Hariciye Nazırı Keçeci zade Mehmet Fuat paşa, zeki, zarif, çalışkan, açık fikirli, güzel konuşan, dürüst, başarılı bir devlet adamıdır. Paşa, Osmanlı devletini hafife alan, yabancı sefirlerin toplantısında, “Artık Osmanlı devleti bitti” diyenlere karşı;

En kuvvetli devlet, bizim devletimizdir. Zira siz dışarıdan, biz içerden yıkmaya çalışıyoruz, yinede yıkılmıyor” diyerek sert tepkisini gösteren gerçek bir Türk diplomatıdır.

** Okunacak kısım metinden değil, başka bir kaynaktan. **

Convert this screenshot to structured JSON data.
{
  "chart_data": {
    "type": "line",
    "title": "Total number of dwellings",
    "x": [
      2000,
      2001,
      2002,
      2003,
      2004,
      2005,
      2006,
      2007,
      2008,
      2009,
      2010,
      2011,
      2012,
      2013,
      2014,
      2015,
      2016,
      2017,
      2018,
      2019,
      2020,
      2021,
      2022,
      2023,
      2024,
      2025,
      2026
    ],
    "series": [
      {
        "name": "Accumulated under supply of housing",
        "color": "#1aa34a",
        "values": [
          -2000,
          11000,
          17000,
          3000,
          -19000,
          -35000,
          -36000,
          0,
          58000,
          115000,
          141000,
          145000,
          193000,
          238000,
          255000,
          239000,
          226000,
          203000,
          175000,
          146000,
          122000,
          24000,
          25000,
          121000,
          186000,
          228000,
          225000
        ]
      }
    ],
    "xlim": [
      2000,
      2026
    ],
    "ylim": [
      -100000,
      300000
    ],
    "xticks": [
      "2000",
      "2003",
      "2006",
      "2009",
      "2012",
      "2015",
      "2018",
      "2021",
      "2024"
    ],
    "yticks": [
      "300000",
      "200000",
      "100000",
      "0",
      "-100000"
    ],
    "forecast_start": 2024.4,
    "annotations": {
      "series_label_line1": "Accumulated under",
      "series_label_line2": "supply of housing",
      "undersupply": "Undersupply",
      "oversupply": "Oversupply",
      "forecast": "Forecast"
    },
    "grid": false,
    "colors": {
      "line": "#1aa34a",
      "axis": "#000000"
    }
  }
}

Mehmet Fuat Paşa, dönemin Sadrazamıyla ters düştü ve görevinden ayrıldı. Ali Paşa sadaret makamına gelince, yeniden Hariciye Vekâletine atandı. Açık sözlü olmanın bedelini azledilerek ödedi. Bu gidiş, geliş tam altı kez oldu.

Fuat Paşa, 54 yaşında olmasına rağmen 80 yaşında görünüyordu. Birden hastalandı, Fransa’ya tedavi için gitti. Vefatından iki gün önce, hasta yatağında Sultan Abdülaziz Han’a hitaben gönderdiği mektubunda:

“Hünkârım! Şurada yaşayabileceğim birkaç gün ya da birkaç saatim kaldı. Size önemli bir konuyu arz etmek istiyorum. Bu kağıt parçası huzuru Alinize sunulduğunda, ben bu dünyayı terk etmiş olacağım. Sözüm sana sadakatimdendir.

Yüce Allah sizi şerefli olduğu kadar, tehlikeli bir vazife ile görevli kılmıştır. Çevrenizde olan tehlikeleri görmeniz ve düşünmeniz gerekir. Vatansever geçinen bazı cahiller, modası geçmiş fikirlerle çevrenizde tehlike arz etmektedir, bunu bilesin.

Gayrı Müslim milletlerden olan paşalarımızın kimler olduğunu siz bilirsiniz. Ermeni, Musevi, Hıristiyan, kökenliler, özellikle Yahudi ya da Ermeni devleti için gizli çalışmalar yapılmaktadır. Onlar arasında eşitlik prensibi ile idare edilirse isyan önlenebilir. Maarif çöküntüdedir. Büyük dinimizin yüksek hükümlerinin aksine, bizde maarif ağır aksak gitmektedir. Çok değerli müderrislerimiz vardır. Onlardan yararlanmak gerekir.

Ben deniz bu hizmeti yerine getirmeyi başaramadım. Bu uğurda birçok engelle karşılaştım. Bana dinsiz damgası basanların hilafına, kurallara uyarak, İslamiyet’in haşmetini korumağa gayret ettim.

Artık titreyen kalemimle, fazla yazamaz oldum. Dünyayı terk etmeğe hazırlandığım şu anda, iyi niyetimi, düşüncelerimi, dikkat’e almanızı, zatı Hümayununuzdan talep ve istida ederek sözlerime son veririm” diyerek mektubunu bitiriyor. Paşa bu uyarısında haklı çıkmış ve neticede sultan Abdülaziz suikastla katledilmiştir

Bu tarihi gerçekleri bilmeden, yarınlarımıza güvenle bakamayız. Dün olduğu gibi bugün de Türkiye Cumhuriyeti Devletini parçalamak niyetinde olanları görüyoruz. Bu konuda millet olarak daha duyarlı ve uyanık olmalıyız diye düşünüyorum.